ParameterDescription
batching.maxBytesOptional. Default value 16000000. Events are emitted to Snowflake when the batch reaches this size in bytes
batching.maxDelayOptional. Default value 1 second. Events are emitted to Snowflake after a maximum of this duration, even if the maxBytes size has not been reached
batching.uploadParallelismFactorOptional. Default value 2.5. Controls how many batches can we send simultaneously over the network to Snowflake. E.g. If there are 4 available processors, and uploadParallelismFactor is 2.5, then the loader sends up to 10 batches in parallel. Adjusting this value can cause the app to use more or less of the available CPU.
cpuParallelismFactorOptional. Default value 0.75. Controls how the loaders splits the workload into concurrent batches which can be run in parallel. E.g. If there are 4 available processors, and cpuParallelismFactor is 0.75, then the loader processes 3 batches concurrently. Adjusting this value can cause the app to use more or less of the available CPU.
retries.setupErrors.delayOptional. Default value 30 seconds. Configures exponential backoff on errors related to how Snowflake is set up for this loader. Examples include authentication errors and permissions errors. This class of errors are reported periodically to the monitoring webhook.
retries.transientErrors.delayOptional. Default value 1 second. Configures exponential backoff on errors that are likely to be transient. Examples include server errors and network errors.
retries.transientErrors.attemptsOptional. Default value 5. Maximum number of attempts to make before giving up on a transient error.
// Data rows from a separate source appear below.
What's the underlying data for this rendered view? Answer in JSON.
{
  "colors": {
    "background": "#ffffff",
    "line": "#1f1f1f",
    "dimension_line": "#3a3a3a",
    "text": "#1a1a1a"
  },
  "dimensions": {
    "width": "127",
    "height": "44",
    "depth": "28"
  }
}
skipSchemasOptional, e.g. ["iglu:com.example/skipped1/jsonschema/1-0-0"] or with wildcards ["iglu:com.example/skipped2/jsonschema/1-*-*"]. A list of schemas that won't be loaded to Snowflake. This feature could be helpful when recovering from edge-case schemas which for some reason cannot be loaded to the table.
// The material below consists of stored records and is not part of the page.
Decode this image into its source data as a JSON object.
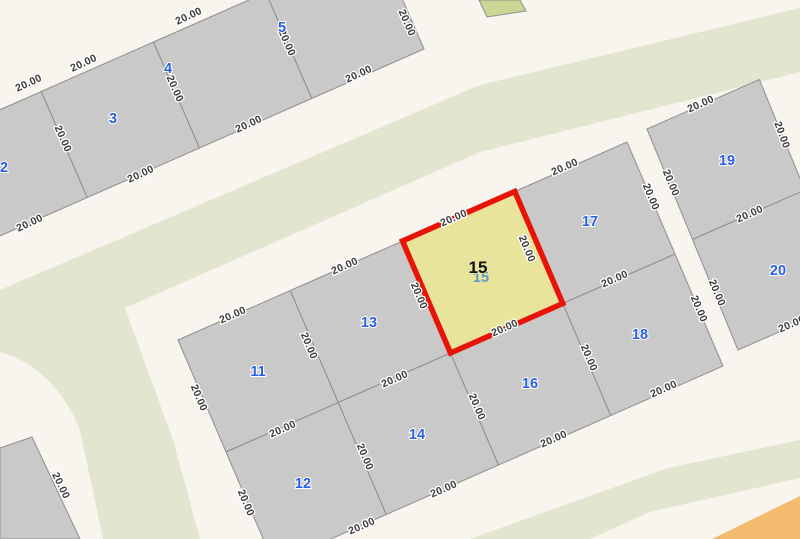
{
  "map": {
    "title": "cadastral-parcel-map",
    "colors": {
      "background": "#f8f5ef",
      "road": "#f8f5ef",
      "green_area": "#e2e5d0",
      "orange_area": "#f2bb70",
      "parcel_fill": "#c9c9c9",
      "parcel_stroke": "#8f8f8f",
      "small_parcel_fill": "#cbd694",
      "selected_fill": "#e9e49c",
      "selected_border": "#e81408",
      "number_color": "#2b5fe3",
      "edge_label_color": "#3a3a3a"
    },
    "selected_parcel": {
      "id": "15",
      "side_dimension": "20.00"
    },
    "areas": [
      {
        "name": "green-median-band",
        "kind": "green",
        "path": "M 0,290 L 480,85 L 800,8 L 800,72 L 480,152 L 125,308 L 173,440 L 200,539 L 103,539 L 80,430 Q 55,368 0,352 Z"
      },
      {
        "name": "green-south-strip",
        "kind": "green",
        "path": "M 470,539 L 668,468 L 800,440 L 800,478 L 650,512 L 590,539 Z"
      },
      {
        "name": "orange-corner-strip",
        "kind": "orange",
        "path": "M 712,539 L 800,496 L 800,539 Z"
      }
    ],
    "small_parcel": {
      "name": "parcel-16m",
      "points": "479,0 487,17 526,11 520,0",
      "label": "16.00",
      "label_x": 506,
      "label_y": 10,
      "label_rot": -20
    },
    "parcels": [
      {
        "id": "2",
        "points": "-71,141 41.3,91.5 87.3,197.5 -25,247",
        "nx": 4,
        "ny": 172
      },
      {
        "id": "3",
        "points": "41.3,91.5 153.5,42 199.5,148 87.3,197.5",
        "nx": 113,
        "ny": 123
      },
      {
        "id": "4",
        "points": "153.5,42 265.8,-7.5 311.8,98.5 199.5,148",
        "nx": 168,
        "ny": 73
      },
      {
        "id": "5",
        "points": "265.8,-7.5 378,-57 424,49 311.8,98.5",
        "nx": 282,
        "ny": 32
      },
      {
        "id": "11",
        "points": "178,340 290.3,290.5 338.3,402.5 226,452",
        "nx": 258,
        "ny": 376
      },
      {
        "id": "13",
        "points": "290.3,290.5 402.5,241 450.5,353 338.3,402.5",
        "nx": 369,
        "ny": 327
      },
      {
        "id": "17",
        "points": "514.8,191.5 627,142 675,254 562.8,303.5",
        "nx": 590,
        "ny": 226
      },
      {
        "id": "12",
        "points": "226,452 338.3,402.5 386.3,514.5 274,564",
        "nx": 303,
        "ny": 488
      },
      {
        "id": "14",
        "points": "338.3,402.5 450.5,353 498.5,465 386.3,514.5",
        "nx": 417,
        "ny": 439
      },
      {
        "id": "16",
        "points": "450.5,353 562.8,303.5 610.8,415.5 498.5,465",
        "nx": 530,
        "ny": 388
      },
      {
        "id": "18",
        "points": "562.8,303.5 675,254 723,366 610.8,415.5",
        "nx": 640,
        "ny": 339
      },
      {
        "id": "19",
        "points": "647,129 759.3,79.5 804.8,190 692.5,239.5",
        "nx": 727,
        "ny": 165
      },
      {
        "id": "20",
        "points": "692.5,239.5 804.8,190 850,300.5 738,350",
        "nx": 778,
        "ny": 275
      },
      {
        "id": "sw-corner",
        "points": "0,448 32,437 80,539 0,539",
        "nx": -50,
        "ny": -50
      }
    ],
    "selected": {
      "id": "15",
      "points": "402.5,241 514.8,191.5 562.8,303.5 450.5,353",
      "nx": 478,
      "ny": 273,
      "ghost_x": 481,
      "ghost_y": 282
    },
    "edge_labels": [
      {
        "t": "20.00",
        "x": 30,
        "y": 86,
        "r": -25
      },
      {
        "t": "20.00",
        "x": 85,
        "y": 66,
        "r": -25
      },
      {
        "t": "20.00",
        "x": 190,
        "y": 19,
        "r": -25
      },
      {
        "t": "20.00",
        "x": 60,
        "y": 140,
        "r": 66
      },
      {
        "t": "20.00",
        "x": 172,
        "y": 90,
        "r": 66
      },
      {
        "t": "20.00",
        "x": 284,
        "y": 44,
        "r": 66
      },
      {
        "t": "20.00",
        "x": 404,
        "y": 24,
        "r": 66
      },
      {
        "t": "20.00",
        "x": 31,
        "y": 226,
        "r": -25
      },
      {
        "t": "20.00",
        "x": 142,
        "y": 177,
        "r": -25
      },
      {
        "t": "20.00",
        "x": 250,
        "y": 127,
        "r": -25
      },
      {
        "t": "20.00",
        "x": 360,
        "y": 77,
        "r": -25
      },
      {
        "t": "20.00",
        "x": 234,
        "y": 318,
        "r": -24
      },
      {
        "t": "20.00",
        "x": 346,
        "y": 269,
        "r": -24
      },
      {
        "t": "20.00",
        "x": 455,
        "y": 221,
        "r": -24
      },
      {
        "t": "20.00",
        "x": 566,
        "y": 170,
        "r": -24
      },
      {
        "t": "20.00",
        "x": 196,
        "y": 399,
        "r": 67
      },
      {
        "t": "20.00",
        "x": 243,
        "y": 504,
        "r": 67
      },
      {
        "t": "20.00",
        "x": 306,
        "y": 347,
        "r": 67
      },
      {
        "t": "20.00",
        "x": 416,
        "y": 297,
        "r": 67
      },
      {
        "t": "20.00",
        "x": 524,
        "y": 250,
        "r": 67
      },
      {
        "t": "20.00",
        "x": 362,
        "y": 458,
        "r": 67
      },
      {
        "t": "20.00",
        "x": 474,
        "y": 408,
        "r": 67
      },
      {
        "t": "20.00",
        "x": 586,
        "y": 359,
        "r": 67
      },
      {
        "t": "20.00",
        "x": 284,
        "y": 432,
        "r": -24
      },
      {
        "t": "20.00",
        "x": 396,
        "y": 382,
        "r": -24
      },
      {
        "t": "20.00",
        "x": 506,
        "y": 331,
        "r": -24
      },
      {
        "t": "20.00",
        "x": 616,
        "y": 282,
        "r": -24
      },
      {
        "t": "20.00",
        "x": 363,
        "y": 529,
        "r": -24
      },
      {
        "t": "20.00",
        "x": 445,
        "y": 492,
        "r": -24
      },
      {
        "t": "20.00",
        "x": 555,
        "y": 442,
        "r": -24
      },
      {
        "t": "20.00",
        "x": 665,
        "y": 392,
        "r": -24
      },
      {
        "t": "20.00",
        "x": 648,
        "y": 198,
        "r": 67
      },
      {
        "t": "20.00",
        "x": 696,
        "y": 310,
        "r": 67
      },
      {
        "t": "20.00",
        "x": 702,
        "y": 107,
        "r": -24
      },
      {
        "t": "20.00",
        "x": 779,
        "y": 136,
        "r": 70
      },
      {
        "t": "20.00",
        "x": 668,
        "y": 184,
        "r": 67
      },
      {
        "t": "20.00",
        "x": 751,
        "y": 217,
        "r": -24
      },
      {
        "t": "20.00",
        "x": 714,
        "y": 294,
        "r": 67
      },
      {
        "t": "20.00",
        "x": 793,
        "y": 327,
        "r": -24
      },
      {
        "t": "20.00",
        "x": 58,
        "y": 487,
        "r": 64
      }
    ]
  }
}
monitoring.metrics.statsd.hostnameOptional. If set, the loader sends statsd metrics over UDP to a server on this host name.
monitoring.metrics.statsd.portOptional. Default value 8125. If the statsd server is configured, this UDP port is used for sending metrics.
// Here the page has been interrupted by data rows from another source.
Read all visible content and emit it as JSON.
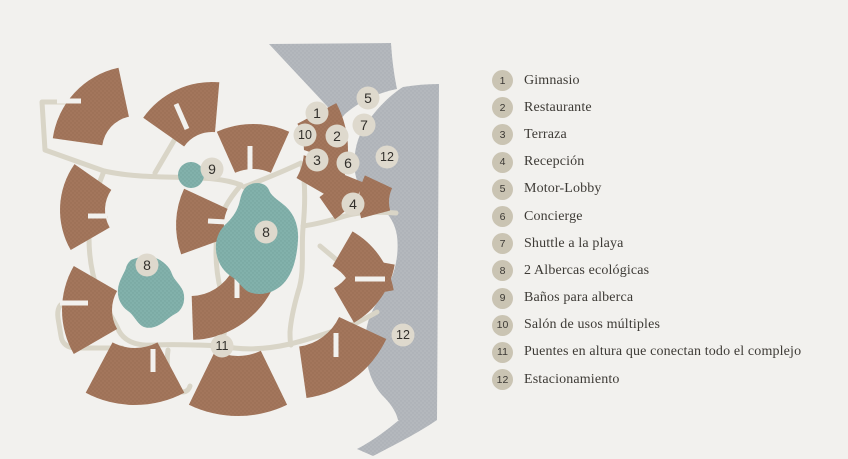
{
  "map": {
    "name": "resort-site-plan",
    "colors": {
      "background": "#f2f1ee",
      "building": "#a3765c",
      "building_dot": "#986c51",
      "pool": "#82b1ab",
      "pool_dot": "#75a39d",
      "road": "#b4b8bd",
      "road_dot": "#a8adb3",
      "path": "#d9d5c7",
      "marker_fill": "#ded9cd",
      "marker_text": "#32302c",
      "legend_circle": "#cac4b3",
      "legend_text": "#3d3a35"
    },
    "markers": [
      {
        "n": "1",
        "x": 317,
        "y": 113
      },
      {
        "n": "10",
        "x": 305,
        "y": 135
      },
      {
        "n": "2",
        "x": 337,
        "y": 136
      },
      {
        "n": "3",
        "x": 317,
        "y": 160
      },
      {
        "n": "6",
        "x": 348,
        "y": 163
      },
      {
        "n": "5",
        "x": 368,
        "y": 98
      },
      {
        "n": "7",
        "x": 364,
        "y": 125
      },
      {
        "n": "12",
        "x": 387,
        "y": 157
      },
      {
        "n": "4",
        "x": 353,
        "y": 204
      },
      {
        "n": "9",
        "x": 212,
        "y": 169
      },
      {
        "n": "8",
        "x": 266,
        "y": 232
      },
      {
        "n": "8",
        "x": 147,
        "y": 265
      },
      {
        "n": "11",
        "x": 222,
        "y": 346
      },
      {
        "n": "12",
        "x": 403,
        "y": 335
      }
    ]
  },
  "legend": {
    "items": [
      {
        "n": "1",
        "label": "Gimnasio"
      },
      {
        "n": "2",
        "label": "Restaurante"
      },
      {
        "n": "3",
        "label": "Terraza"
      },
      {
        "n": "4",
        "label": "Recepción"
      },
      {
        "n": "5",
        "label": "Motor-Lobby"
      },
      {
        "n": "6",
        "label": "Concierge"
      },
      {
        "n": "7",
        "label": "Shuttle a la playa"
      },
      {
        "n": "8",
        "label": "2 Albercas ecológicas"
      },
      {
        "n": "9",
        "label": "Baños para alberca"
      },
      {
        "n": "10",
        "label": "Salón de usos múltiples"
      },
      {
        "n": "11",
        "label": "Puentes en altura que conectan todo el complejo"
      },
      {
        "n": "12",
        "label": "Estacionamiento"
      }
    ]
  }
}
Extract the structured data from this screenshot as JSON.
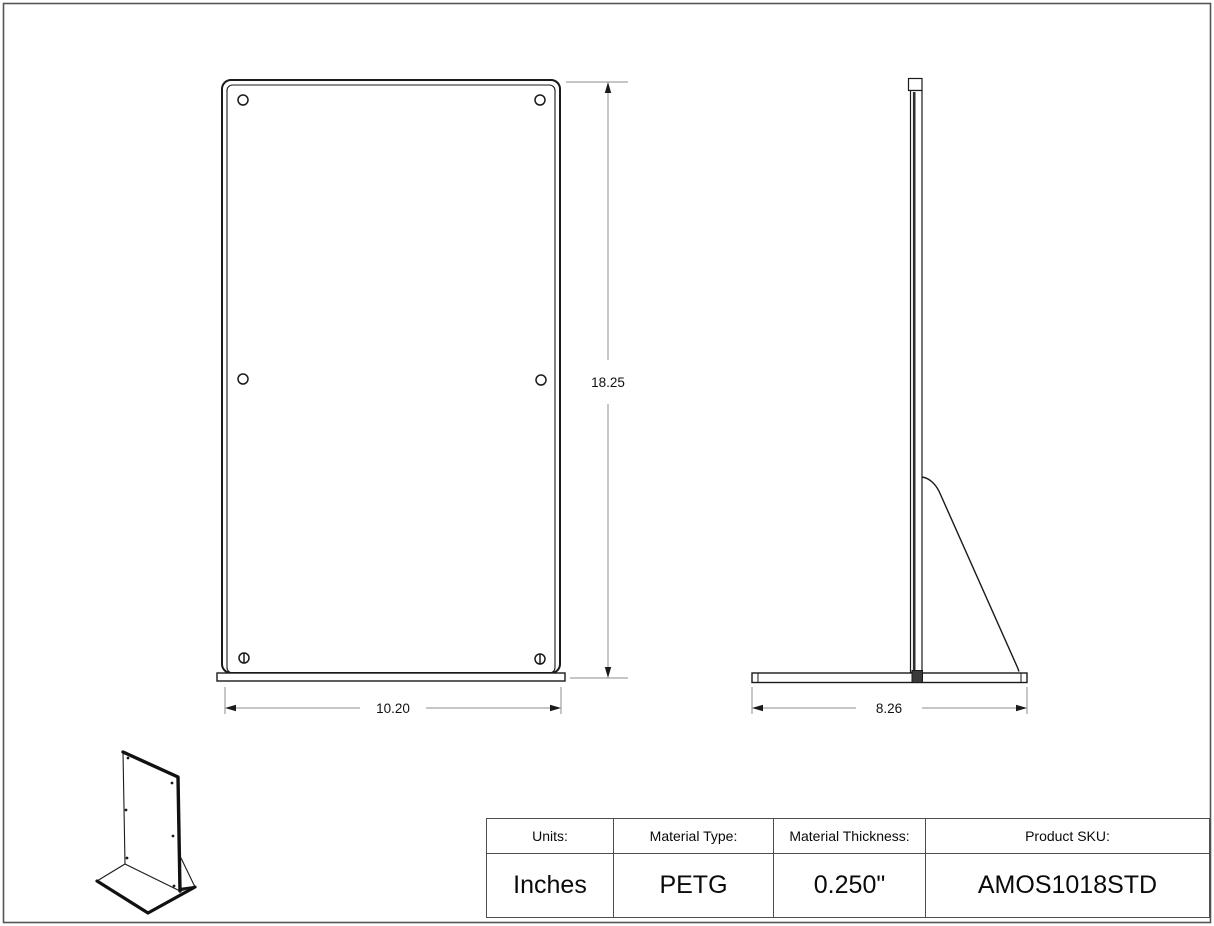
{
  "drawing": {
    "front_view": {
      "height_dim": "18.25",
      "width_dim": "10.20"
    },
    "side_view": {
      "base_dim": "8.26"
    }
  },
  "spec_table": {
    "headers": [
      "Units:",
      "Material Type:",
      "Material Thickness:",
      "Product SKU:"
    ],
    "values": [
      "Inches",
      "PETG",
      "0.250\"",
      "AMOS1018STD"
    ]
  },
  "colors": {
    "line": "#1a1a1a",
    "dim_line": "#8c8c8c",
    "table_border": "#4d4d4d",
    "page_border": "#555555"
  }
}
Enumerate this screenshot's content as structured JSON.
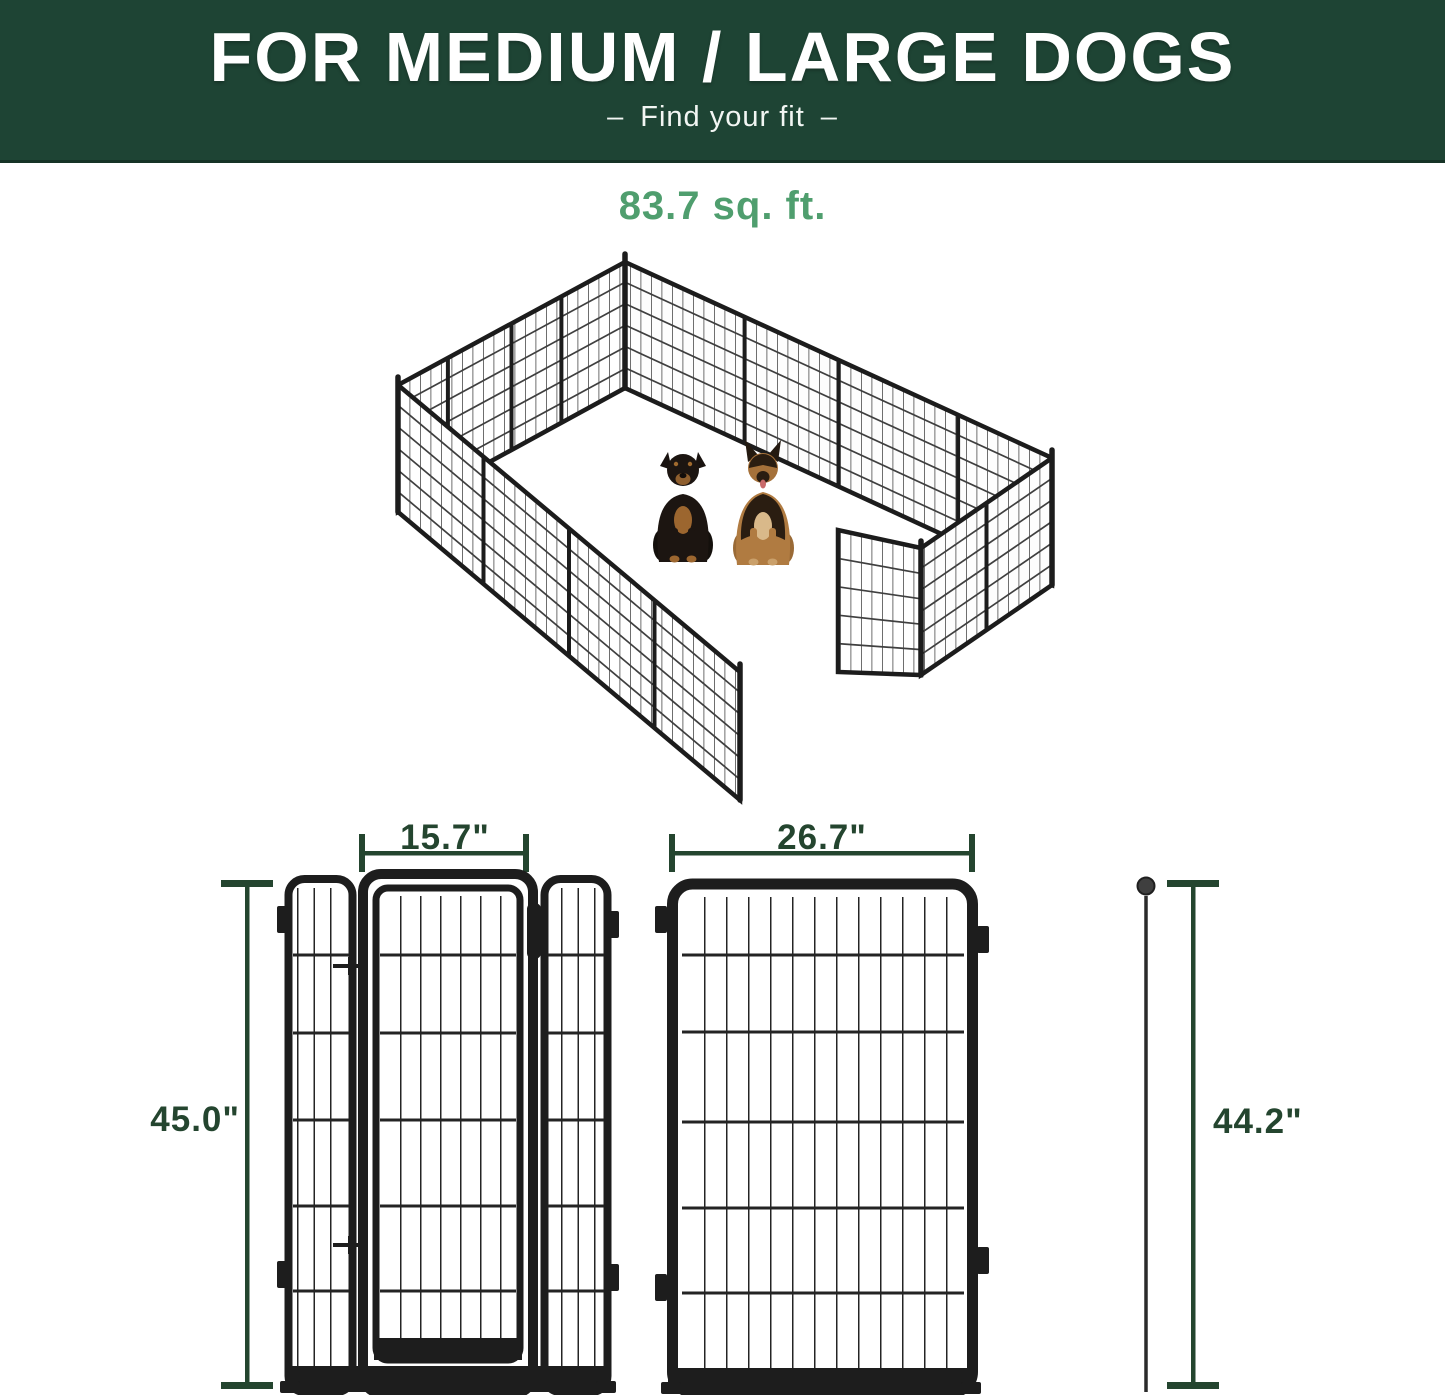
{
  "header": {
    "title": "FOR MEDIUM / LARGE DOGS",
    "dash": "–",
    "subtitle": "Find your fit"
  },
  "area_label": "83.7 sq. ft.",
  "dimensions": {
    "gate_width": "15.7\"",
    "left_height": "45.0\"",
    "panel_width": "26.7\"",
    "stake_height": "44.2\""
  },
  "illustration": {
    "subject": "16-panel metal dog playpen with open gate",
    "dogs": [
      "rottweiler",
      "german-shepherd"
    ]
  },
  "colors": {
    "header_bg": "#1e4434",
    "accent_green": "#4f9e6e",
    "dimension_green": "#24452f",
    "fence_black": "#1d1d1d"
  }
}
monitoring.metrics.statsd.tags.*Optional. A map of key/value pairs to be sent along with the statsd metric.
monitoring.metrics.statsd.periodOptional. Default 1 minute. How often to report metrics to statsd.
monitoring.metrics.statsd.prefixOptional. Default snowplow.snowflake-loader. Prefix used for the metric name when sending to statsd.
monitoring.webhook.endpointOptional, e.g. https://webhook.example.com. The loader will send to the webhook a payload containing details of any error related to how Snowflake is set up for this loader.
monitoring.webhook.tags.*Optional. A map of key/value strings to be included in the payload content sent to the webhook.
monitoring.webhook.heartbeat.*Optional. Default value 5.minutes. How often to send a heartbeat event to the webhook when healthy.
monitoring.sentry.dsnOptional. Set to a Sentry URI to report unexpected runtime exceptions.
monitoring.sentry.tags.*Optional. A map of key/value strings which are passed as tags when reporting exceptions to Sentry.
telemetry.disableOptional. Set to true to disable telemetry.
telemetry.userProvidedIdOptional. See here for more information.
output.good.jdbcLoginTimeoutOptional. Sets the login timeout on the JDBC driver which connects to Snowflake
output.good.jdbcNetworkTimeoutOptional. Sets the network timeout on the JDBC driver which connects to Snowflake
output.good.jdbcQueryTimeoutOptional. Sets the query timeout on the JDBC driver which connects to Snowflake
http.client.maxConnectionsPerServer Optional. Default value 4. Configures the internal HTTP client used for alerts and telemetry. The maximum number of open HTTP requests to any single server at any one time.